Zeehondengroei door immigratie
In de Waddenzee komen twee soorten zeehonden voor: de gewone zeehond en de grijze zeehond. De gewone zeehond komt het meest voor. Van de grijze zeehond is er sinds eind jaren '80 weer een kleine populatie in de Waddenzee. De grijze zeehond kwam vroeger ook wel voor in de Waddenzee, maar is in de 16 eeuw verdwenen, vermoedelijk door jacht. Anders dan de jongen van de gewone zeehond blijven de jongen van de grijze zeehond na de geboorte een maand lang op het droge liggen. Ze zijn daarom een makkelijke prooi voor jagers. De jongen van de gewone zeehond gaan al enkele uren na de geboorte het water in.
Migratie
In 2014 zijn er in de hele Waddenzee, van Nederland tot Denemarken, 23.722 gewone zeehonden geteld met 8561 jongen. Veertig jaar eerder, in 1974, waren er 3571 volwassenen met 687 jongen. Van de grijze zeehond werd eind jaren '80 voor het eerst weer een kleine populatie gevonden, nu zijn het er meer dan 4000. De populatie van de grijze zeehond is relatief hard gegroeid.

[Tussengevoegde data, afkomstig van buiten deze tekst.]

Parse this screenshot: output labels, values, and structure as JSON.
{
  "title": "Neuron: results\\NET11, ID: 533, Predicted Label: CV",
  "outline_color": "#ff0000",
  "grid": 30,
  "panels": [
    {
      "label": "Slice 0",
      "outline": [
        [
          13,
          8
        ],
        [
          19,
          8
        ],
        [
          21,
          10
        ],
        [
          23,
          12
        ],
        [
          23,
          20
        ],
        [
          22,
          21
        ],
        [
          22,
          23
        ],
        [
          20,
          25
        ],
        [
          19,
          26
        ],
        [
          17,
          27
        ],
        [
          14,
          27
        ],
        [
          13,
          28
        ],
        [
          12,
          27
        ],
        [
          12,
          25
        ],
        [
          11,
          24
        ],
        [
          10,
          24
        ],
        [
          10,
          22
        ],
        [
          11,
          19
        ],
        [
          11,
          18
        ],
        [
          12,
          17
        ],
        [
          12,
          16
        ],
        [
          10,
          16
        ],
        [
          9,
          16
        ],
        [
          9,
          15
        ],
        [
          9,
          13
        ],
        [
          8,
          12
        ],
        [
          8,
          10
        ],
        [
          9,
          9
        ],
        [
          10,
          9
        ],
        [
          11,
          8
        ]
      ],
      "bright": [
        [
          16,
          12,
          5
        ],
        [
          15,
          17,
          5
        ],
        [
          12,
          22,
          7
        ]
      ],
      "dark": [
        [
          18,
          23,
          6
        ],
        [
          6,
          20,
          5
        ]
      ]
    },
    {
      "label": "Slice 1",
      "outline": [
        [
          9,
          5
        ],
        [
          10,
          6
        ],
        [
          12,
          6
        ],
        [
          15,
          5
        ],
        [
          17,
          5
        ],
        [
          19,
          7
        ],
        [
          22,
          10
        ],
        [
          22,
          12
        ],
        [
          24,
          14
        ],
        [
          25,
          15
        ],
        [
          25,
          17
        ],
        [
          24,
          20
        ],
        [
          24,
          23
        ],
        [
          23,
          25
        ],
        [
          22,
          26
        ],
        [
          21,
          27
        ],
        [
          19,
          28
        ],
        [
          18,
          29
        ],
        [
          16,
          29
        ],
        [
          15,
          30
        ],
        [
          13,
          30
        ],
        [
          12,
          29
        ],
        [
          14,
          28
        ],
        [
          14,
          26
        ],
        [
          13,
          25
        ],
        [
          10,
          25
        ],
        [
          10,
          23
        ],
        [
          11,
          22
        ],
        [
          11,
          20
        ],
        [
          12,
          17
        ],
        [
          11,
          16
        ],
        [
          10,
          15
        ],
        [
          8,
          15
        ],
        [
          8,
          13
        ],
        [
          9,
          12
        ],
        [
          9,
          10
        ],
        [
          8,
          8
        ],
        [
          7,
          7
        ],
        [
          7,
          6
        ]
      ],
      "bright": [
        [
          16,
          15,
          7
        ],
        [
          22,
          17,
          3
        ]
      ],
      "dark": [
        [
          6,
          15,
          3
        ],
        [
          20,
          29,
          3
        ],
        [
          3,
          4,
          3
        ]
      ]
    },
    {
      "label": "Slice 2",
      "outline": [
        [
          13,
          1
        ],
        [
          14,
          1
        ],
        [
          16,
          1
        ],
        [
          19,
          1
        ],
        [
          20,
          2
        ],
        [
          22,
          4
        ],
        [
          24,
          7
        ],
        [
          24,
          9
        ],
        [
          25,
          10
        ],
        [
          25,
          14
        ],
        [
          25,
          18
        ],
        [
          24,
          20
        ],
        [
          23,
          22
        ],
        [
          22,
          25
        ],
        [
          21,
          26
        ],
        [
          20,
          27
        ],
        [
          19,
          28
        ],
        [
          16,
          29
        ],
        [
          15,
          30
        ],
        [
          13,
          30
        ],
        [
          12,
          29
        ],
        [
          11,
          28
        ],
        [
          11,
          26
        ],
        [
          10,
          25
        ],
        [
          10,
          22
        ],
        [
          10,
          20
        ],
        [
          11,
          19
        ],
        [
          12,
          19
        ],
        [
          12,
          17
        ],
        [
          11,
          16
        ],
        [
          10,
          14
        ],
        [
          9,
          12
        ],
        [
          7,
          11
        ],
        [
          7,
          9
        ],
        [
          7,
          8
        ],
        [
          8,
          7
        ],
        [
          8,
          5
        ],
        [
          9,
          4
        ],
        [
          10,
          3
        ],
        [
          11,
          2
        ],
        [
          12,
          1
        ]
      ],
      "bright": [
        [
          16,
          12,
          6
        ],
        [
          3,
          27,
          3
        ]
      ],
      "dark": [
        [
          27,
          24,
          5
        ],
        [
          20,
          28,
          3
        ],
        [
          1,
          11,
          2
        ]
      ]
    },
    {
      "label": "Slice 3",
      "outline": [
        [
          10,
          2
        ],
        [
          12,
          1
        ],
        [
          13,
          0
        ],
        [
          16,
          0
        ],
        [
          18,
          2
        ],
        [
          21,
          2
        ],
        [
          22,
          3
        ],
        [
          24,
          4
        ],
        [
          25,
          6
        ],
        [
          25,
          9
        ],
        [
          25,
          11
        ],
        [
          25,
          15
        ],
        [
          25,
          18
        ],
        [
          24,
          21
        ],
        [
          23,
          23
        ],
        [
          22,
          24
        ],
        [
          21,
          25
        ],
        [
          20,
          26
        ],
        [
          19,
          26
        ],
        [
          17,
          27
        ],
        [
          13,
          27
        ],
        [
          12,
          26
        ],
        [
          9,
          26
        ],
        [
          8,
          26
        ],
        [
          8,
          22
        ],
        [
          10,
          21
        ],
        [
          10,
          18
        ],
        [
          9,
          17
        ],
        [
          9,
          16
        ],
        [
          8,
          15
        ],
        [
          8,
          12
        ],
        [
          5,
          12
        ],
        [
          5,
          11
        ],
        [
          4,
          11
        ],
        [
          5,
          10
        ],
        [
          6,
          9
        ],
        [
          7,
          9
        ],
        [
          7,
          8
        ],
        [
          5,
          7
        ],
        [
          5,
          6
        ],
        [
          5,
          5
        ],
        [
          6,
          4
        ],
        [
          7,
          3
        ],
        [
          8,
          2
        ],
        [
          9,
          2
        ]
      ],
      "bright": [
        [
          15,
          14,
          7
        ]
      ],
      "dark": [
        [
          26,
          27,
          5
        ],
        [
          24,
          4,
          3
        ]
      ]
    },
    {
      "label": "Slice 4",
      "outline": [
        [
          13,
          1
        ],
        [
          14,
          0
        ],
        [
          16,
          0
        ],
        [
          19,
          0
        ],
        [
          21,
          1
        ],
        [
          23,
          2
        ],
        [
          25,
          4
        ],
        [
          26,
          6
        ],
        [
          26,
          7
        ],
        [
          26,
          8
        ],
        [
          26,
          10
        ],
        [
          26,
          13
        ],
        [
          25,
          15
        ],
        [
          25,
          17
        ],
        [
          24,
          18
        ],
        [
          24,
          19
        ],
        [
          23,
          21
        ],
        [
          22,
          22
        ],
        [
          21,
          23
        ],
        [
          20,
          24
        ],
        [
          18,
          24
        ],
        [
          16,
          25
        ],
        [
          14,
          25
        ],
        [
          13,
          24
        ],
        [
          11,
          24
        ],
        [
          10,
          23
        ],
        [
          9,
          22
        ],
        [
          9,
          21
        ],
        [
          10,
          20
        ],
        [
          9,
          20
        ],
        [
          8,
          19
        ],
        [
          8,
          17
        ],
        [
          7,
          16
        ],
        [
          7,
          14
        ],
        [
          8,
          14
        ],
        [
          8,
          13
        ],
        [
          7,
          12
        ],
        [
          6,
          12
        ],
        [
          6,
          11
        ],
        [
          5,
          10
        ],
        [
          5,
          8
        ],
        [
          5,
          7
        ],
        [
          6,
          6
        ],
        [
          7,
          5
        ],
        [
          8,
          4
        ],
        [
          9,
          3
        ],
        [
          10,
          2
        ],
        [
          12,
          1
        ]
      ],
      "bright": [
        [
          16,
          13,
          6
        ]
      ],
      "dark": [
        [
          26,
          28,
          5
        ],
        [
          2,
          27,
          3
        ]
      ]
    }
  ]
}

Een groei van 15 tot 19% kun je alleen verklaren wanneer er import plaats vindt van dieren elders, aldus onderzoeker Sophie Brasseur die op 30 augustus promoveerde. In haar proefschrift 'Seals in motion' maakt zij duidelijk dat immigratie van de grijze zeehond vooral vanuit Groot-Brittannië plaatsvindt waar een sterk groeiende populatie aanwezig is. In een filmpje van Wageningen Marine Research geeft ze toelichting over het leefgebied van de grijze zeehond.
Voortplantingsseizoen
Maar ook in de Waddenzee zelf vindt migratie plaats. Brasseur vond dat in het Duitse deel van de Waddenzee relatief meer jongen aanwezig zijn. En uit onderzoek met gezenderde zeehonden blijkt dat zwangere vrouwtjes vanuit Nederland naar het Duitse deel trekken om daar te jongen. In het najaar vindt weer een trek terug plaats. Een verklaring zou kunnen zijn dat in Duitsland 60 jaar geleden de jacht op zeehonden tijden het voortplantingsseizoen is beperkt.
Dat zeehondenpopulaties zich heel snel kunnen herstellen, blijkt uit het feit dat de zeehondenpopulatie in de periode rond 1989 en 2002, toen er een uitbraak was van het zeehondenvirus, zeer snel groeide, ondanks de halvering van de de populatie in de jaren van de uitbraak zelf.